In short, the trends we found suggest a complex relationship between sports and physical activity and young people with disabilities. The main group of participants in our research were of moderate health perception and a low sports activity level, and highlighted that being relatively healthy does not equate to pursuing sport fitness. This indicates that simple health-focused messaging is not enough to encourage engagement in behavior change. The second pattern observed was a strange paradox: people who had high self-rated health and broad interests across multiple domains of life (including sports) had only moderate involvement in sports, suggesting that even with heightened health consciousness, sports need to compete with other valuable endeavors for time and attention. Maybe most interesting is our third identified pattern—a smaller but distinct group that was noted for showing a huge interest in sports even with low self-rated health status—which undermines the very basic assumptions about the relationship between perceived health status and sports involvement.
Such varied patterns highlight that tailored, value-driven strategies to promote sports may be more successful than broad-based strategies or strategies focused on the type of disability. Although it is still crucial that facilities are made accessible, our findings show participants prioritized psychological readiness, social support, and personal interests over infrastructure. This is particularly highlighted by the differences in sporting engagement between groups where access to facilities is on a similar level. In focusing on these intangible, yet powerful, motivational dimensions, stakeholders including policymakers, coaches, health professionals, and educators can successfully galvanize young people with disabilities to benefit from all that sports participation has to offer.

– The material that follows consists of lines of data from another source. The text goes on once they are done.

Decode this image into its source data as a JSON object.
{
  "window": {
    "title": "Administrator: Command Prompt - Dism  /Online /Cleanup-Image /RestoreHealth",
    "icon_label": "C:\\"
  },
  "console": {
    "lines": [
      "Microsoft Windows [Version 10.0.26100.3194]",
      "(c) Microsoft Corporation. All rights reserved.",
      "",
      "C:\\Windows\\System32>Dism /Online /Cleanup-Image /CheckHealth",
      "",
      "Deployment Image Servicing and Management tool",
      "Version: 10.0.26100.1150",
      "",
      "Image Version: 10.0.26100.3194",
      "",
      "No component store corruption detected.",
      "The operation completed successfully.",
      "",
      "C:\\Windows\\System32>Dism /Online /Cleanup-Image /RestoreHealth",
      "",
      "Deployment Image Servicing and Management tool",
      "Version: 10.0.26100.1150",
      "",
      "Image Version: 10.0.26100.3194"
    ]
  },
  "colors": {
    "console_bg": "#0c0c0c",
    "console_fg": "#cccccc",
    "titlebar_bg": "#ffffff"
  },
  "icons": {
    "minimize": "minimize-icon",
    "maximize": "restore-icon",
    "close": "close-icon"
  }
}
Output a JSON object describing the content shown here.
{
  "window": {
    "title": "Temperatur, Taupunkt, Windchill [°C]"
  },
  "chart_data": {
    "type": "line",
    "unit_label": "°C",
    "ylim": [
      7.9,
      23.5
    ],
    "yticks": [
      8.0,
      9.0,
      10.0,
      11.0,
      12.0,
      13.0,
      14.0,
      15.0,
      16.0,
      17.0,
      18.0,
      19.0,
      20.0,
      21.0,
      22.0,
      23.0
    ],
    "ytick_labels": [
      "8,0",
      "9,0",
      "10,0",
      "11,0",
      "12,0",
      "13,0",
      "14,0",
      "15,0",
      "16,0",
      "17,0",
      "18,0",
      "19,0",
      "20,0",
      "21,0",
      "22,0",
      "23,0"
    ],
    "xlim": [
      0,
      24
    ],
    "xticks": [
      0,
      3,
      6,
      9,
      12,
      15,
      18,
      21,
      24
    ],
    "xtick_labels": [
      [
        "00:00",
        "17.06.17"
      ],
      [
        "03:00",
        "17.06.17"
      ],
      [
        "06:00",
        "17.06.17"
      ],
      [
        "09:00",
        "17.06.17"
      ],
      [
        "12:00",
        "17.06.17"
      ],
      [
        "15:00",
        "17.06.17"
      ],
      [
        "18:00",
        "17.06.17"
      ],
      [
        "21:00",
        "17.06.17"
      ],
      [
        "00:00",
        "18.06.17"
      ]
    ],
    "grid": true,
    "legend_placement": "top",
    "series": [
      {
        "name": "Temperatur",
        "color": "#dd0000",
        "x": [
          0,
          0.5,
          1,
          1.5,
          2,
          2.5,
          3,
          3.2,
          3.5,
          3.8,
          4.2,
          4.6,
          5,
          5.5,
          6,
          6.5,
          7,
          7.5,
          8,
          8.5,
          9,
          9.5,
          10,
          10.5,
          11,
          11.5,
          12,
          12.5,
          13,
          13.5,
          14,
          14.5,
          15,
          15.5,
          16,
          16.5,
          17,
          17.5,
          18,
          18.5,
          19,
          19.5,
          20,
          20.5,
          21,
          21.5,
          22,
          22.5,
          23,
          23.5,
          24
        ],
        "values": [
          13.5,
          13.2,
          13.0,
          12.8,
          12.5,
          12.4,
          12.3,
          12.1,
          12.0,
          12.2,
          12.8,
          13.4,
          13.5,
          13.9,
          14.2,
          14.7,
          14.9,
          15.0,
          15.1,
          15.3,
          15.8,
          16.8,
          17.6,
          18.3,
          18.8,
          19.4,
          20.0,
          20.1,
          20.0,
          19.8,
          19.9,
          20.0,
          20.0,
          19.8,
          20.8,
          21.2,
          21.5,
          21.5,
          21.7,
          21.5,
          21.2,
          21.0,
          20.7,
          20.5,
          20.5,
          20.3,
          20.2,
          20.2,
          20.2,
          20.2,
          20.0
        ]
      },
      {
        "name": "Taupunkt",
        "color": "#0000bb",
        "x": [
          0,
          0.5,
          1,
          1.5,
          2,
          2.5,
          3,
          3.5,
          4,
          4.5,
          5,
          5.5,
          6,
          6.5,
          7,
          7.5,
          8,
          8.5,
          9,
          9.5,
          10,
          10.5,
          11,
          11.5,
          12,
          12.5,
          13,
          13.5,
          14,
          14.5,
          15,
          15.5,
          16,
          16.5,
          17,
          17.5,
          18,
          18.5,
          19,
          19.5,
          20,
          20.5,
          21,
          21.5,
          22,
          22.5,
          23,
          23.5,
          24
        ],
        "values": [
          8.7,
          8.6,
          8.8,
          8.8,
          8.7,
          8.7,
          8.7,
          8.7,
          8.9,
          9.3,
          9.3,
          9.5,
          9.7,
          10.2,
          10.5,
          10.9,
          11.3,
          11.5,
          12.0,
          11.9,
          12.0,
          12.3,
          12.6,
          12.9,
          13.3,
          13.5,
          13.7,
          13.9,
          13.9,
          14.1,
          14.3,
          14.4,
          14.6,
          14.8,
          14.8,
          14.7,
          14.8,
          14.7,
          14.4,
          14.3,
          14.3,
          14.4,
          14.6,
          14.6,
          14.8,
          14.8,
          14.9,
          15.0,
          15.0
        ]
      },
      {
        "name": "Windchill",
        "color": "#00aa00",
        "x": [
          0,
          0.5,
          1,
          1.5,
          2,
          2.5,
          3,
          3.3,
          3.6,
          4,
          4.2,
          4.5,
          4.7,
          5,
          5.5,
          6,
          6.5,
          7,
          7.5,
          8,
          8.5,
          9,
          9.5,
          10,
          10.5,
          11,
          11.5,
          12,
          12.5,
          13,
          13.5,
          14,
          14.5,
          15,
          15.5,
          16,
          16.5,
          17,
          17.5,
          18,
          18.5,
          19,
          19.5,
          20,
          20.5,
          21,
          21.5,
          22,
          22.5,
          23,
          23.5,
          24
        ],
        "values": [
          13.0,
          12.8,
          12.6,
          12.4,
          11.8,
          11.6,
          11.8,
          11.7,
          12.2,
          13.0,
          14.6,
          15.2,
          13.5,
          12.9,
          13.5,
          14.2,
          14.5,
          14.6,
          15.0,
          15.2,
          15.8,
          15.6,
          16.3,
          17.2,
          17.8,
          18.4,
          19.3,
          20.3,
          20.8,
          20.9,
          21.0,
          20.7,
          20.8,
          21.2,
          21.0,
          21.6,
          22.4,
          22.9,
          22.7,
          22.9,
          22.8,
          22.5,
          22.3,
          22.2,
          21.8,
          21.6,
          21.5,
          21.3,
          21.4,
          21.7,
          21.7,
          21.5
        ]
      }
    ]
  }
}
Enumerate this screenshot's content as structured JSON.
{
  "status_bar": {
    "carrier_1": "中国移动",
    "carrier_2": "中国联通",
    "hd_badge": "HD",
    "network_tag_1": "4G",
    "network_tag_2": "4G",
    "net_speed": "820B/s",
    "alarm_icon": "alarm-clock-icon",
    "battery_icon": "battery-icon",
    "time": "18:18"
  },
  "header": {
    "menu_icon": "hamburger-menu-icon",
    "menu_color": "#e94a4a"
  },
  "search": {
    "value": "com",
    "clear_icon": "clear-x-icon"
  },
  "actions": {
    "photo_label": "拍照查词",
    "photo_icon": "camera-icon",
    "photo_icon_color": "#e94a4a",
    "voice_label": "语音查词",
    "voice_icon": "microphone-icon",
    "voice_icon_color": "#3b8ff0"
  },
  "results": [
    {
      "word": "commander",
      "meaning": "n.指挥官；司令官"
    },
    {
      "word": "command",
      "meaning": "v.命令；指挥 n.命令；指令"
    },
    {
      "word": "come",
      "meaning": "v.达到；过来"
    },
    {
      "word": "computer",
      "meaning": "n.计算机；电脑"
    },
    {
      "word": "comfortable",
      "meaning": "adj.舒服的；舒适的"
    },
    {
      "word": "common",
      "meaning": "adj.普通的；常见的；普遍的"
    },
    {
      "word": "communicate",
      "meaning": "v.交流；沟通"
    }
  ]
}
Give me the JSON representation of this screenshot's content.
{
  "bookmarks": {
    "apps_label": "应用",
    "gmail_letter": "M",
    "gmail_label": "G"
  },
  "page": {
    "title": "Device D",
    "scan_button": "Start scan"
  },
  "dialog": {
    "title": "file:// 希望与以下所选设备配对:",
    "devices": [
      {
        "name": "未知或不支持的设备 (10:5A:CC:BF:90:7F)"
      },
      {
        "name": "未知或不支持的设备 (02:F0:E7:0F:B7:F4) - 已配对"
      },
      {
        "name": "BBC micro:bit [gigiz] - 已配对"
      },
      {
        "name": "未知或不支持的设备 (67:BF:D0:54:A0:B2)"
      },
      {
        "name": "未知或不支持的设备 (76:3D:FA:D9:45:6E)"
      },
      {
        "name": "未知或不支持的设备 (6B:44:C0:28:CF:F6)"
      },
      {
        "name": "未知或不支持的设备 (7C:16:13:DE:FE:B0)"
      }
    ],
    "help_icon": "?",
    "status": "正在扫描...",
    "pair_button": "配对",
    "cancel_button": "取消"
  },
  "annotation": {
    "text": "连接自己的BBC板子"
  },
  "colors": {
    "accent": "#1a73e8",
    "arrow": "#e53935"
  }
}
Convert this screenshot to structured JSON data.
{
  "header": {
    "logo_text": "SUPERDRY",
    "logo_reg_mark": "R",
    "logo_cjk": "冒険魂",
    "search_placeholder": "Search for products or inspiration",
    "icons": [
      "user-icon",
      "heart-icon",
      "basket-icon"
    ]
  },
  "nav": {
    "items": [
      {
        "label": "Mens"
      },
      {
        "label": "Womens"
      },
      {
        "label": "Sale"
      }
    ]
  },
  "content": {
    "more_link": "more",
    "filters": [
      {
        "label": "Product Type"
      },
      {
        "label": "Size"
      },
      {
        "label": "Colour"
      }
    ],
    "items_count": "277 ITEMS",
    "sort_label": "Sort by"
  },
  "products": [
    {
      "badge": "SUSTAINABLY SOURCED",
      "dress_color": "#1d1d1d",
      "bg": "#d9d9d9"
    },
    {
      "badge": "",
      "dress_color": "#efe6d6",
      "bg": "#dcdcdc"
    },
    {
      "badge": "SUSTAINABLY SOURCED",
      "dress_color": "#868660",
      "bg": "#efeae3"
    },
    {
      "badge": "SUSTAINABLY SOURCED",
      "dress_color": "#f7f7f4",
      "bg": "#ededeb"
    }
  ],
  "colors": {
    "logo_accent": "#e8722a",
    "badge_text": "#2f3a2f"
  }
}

The potential impact of these findings extends beyond just the design of individual programs and questions wider societal assumptions around disability and participation in sport. Our findings indicate that rather than seeing health status or type of disability as a primary determining factor of performing in sport, understanding and adapting to an individual value system may be a more important tactic for performance engagement. Here, they align with emergent perspectives within disability studies, as the field moves away from medical or deficit-based models to the recognition of personal agency and diverse paths to participation.
In sum, the present work suggests—similar to earlier scholarship by Shields and Synnot [
11], Ginis et al. [
44], and Block et al. [
23]—that truly inclusive sports culture is likely to require us to transcend simplistic classifications of disability in favor of a more detailed understanding of the values and environmental conditions that guide each person’s journey toward active living. Our results highlight in particular that effective advocacy for sports participation among young people with disabilities must take into account the multi-dimensional relationship between personal values, health beliefs, and other priorities in life.